Adding to the importance of these elections for many Turks is that 2023 marks the 100th anniversary of the country’s establishment as a republic following the collapse of the Ottoman Empire. A national celebration is planned for the anniversary, on October 29, and the president will preside over it.

The elections were also prompted by issues that have long polarized Turkish society, such as the right place for religion in a state committed to strict secularism. In his 11 years as Prime Minister and nine years as President, Mr. Erdogan expanded religious education and relaxed rules restricting religious dress.

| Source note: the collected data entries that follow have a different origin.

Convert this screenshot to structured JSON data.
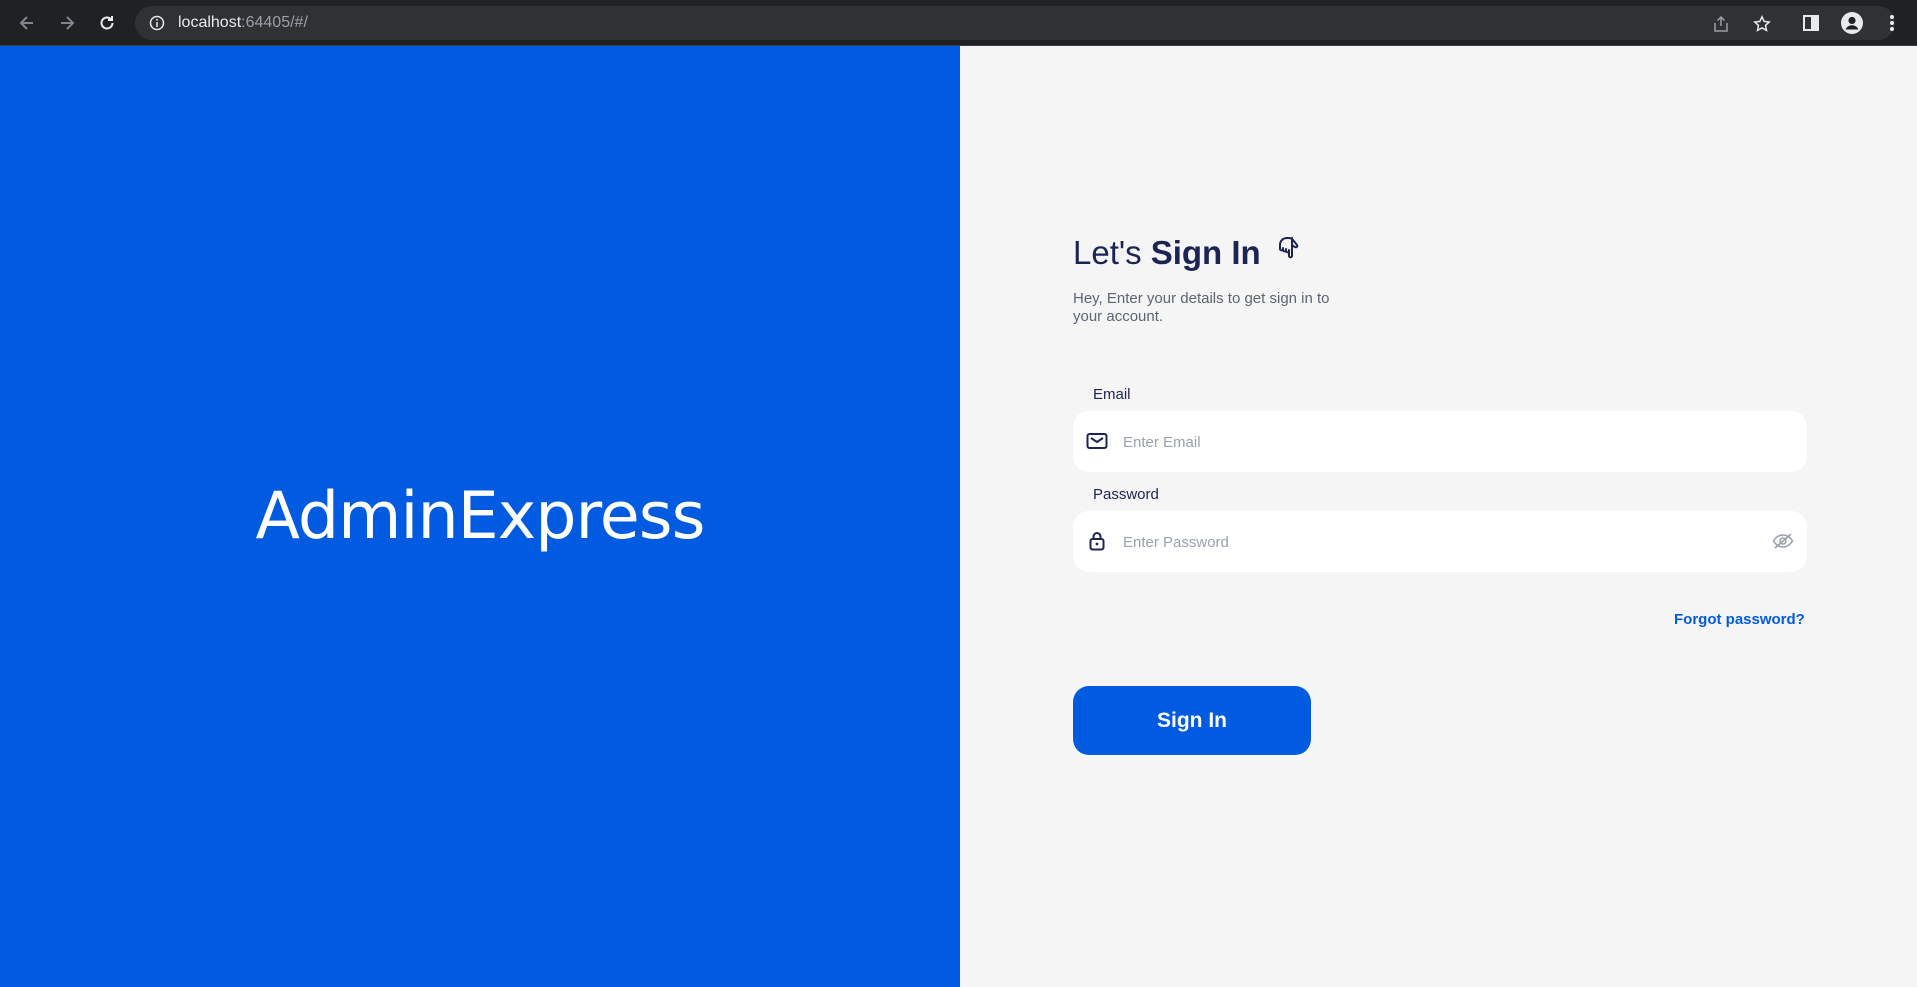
{
  "browser": {
    "url_host": "localhost",
    "url_rest": ":64405/#/"
  },
  "brand": {
    "name": "AdminExpress",
    "panel_color": "#015be0"
  },
  "form": {
    "heading_light": "Let's",
    "heading_bold": "Sign In",
    "heading_icon": "pointing-hand-icon",
    "subtitle": "Hey, Enter your details to get sign in to your account.",
    "email": {
      "label": "Email",
      "placeholder": "Enter Email",
      "icon": "mail-icon"
    },
    "password": {
      "label": "Password",
      "placeholder": "Enter Password",
      "icon": "lock-icon",
      "toggle_icon": "eye-off-icon"
    },
    "forgot_label": "Forgot password?",
    "submit_label": "Sign In",
    "accent": "#015be0",
    "text_color": "#1c2454"
  }
}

Derya Akca, 29, cited her desire to cover her hair as the main reason she supported Erdogan’s Justice and Development Party. “They are defending my freedom to wear a headscarf, which is the most important factor for me,” says Ms. Akca, who works in a clothing store in Istanbul.

She recalled being so embarrassed after a college professor humiliated her in front of the class that she dropped out of school, a decision she now regrets. “I felt like an outsider,” she said. “I now wish I had stayed and fought.”

But elsewhere in the city, Deniz Deniz, the co-owner of a bar popular with the city’s LGBTQ community, lamented how the number of such establishments had dwindled over the past decade of Erdogan’s tenure.

“I want to change so bad,” Mr. Deniz said. “I want a country where LGBT+ people and women are not rejected. I want an egalitarian and democratic country.”

In Turkey’s southern region, devastated by powerful earthquakes in February that killed more than 50,000 people, many voters expressed anger at the government’s reaction at the polls.

“We had an earthquake and the government didn’t even intervene,” said Rasim Dayanir, an earthquake survivor who voted for Mr. Kilicdaroglu. “But our decision was made before the earthquake.”

Mr Dayanir, 25, had fled the city of Antakya, which was largely destroyed by the earthquake, but returned with eight family members to vote on Sunday.

He stood in the midst of hundreds of voters lining up to vote in an elementary school. Others cast their votes in shipping containers set up to replace destroyed polling stations. Mr. Dayanir said his uncle, aunt and other members of his family were killed in the earthquake.

“We are hopeful,” he said. “We believe in change.”

Ben Hubbard reported from Ankara, and Gulsin Harman from Istanbul. Reporting contributed by Elif Inc from Istanbul, Safak Timur from Ankara and Nimet Kirac from Antakya.